Решил купить и уже в Нью-Йорке засомневался – давать её тебе или не давать – документальную бомбу, где твой товарищ по оружию хватает тебя за руку. И когда всё-таки вручил, то был озадачен твоей реакцией: твои «мохнатые рты» обозначились репейниками восторга.
И сразу же припомнился эпизод, как ещё в 70-х (я работал тогда экспедитором в «Союзпечати»), закончив развозку газет, мы взяли (с букетом сиреневых гиацинтов) озабоченного клиента, и тот, вдруг велев тормознуть, оставляет нам в залог червонец.
— Я, — говорит, — сейчас… – и, расправив свой букет, выскакивая, хлопает дверцей.
И минут через десять возвращается уже без букета: под глазом – свежий фингал и из разбитого носа прямо на белую рубашку вытекает «красный паровоз». А сам такой счастливый и чуть ли не потирает руки.
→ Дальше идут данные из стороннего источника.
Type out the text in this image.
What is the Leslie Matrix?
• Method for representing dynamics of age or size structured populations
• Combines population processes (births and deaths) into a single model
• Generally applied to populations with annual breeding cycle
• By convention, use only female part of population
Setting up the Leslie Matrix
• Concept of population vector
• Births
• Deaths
Ну, а финальный аккорд прозвучит на «олеандре камней миссалонги», увенчанный спором: оставлять или не оставлять на пергаменте артпартии «Правда» узор Всеволода Некрасова? И твой праведный гнев, что Севка Некрасов – это же высший пилотаж! И уж его-то – кровь из носа – ты как штык оставишь и, грудью на амбразуру, никому не позволишь обижать.
ЛЁНЯ КОСОГОР
Когда-то, ещё на Покровском
бульваре, мне объяснили, что такое фраер:
люблю блатных, но воровать боюсь.
Моя настольная книга –
«Записки диссидента» Андрея Амальрика.
Но я бы никогда, наверно,
не осмелился выйти на Красную площадь
с Натальей Горбаневской.
А. Михайлов («Записки диссидента»)
Облака плывут в Абакан.
В милый край плывут – в Колыму…
А.Галич
О том, что Лёне больше уже не сидеть, словно лорду, в пивной, узнал из Лимоновского мартиролога.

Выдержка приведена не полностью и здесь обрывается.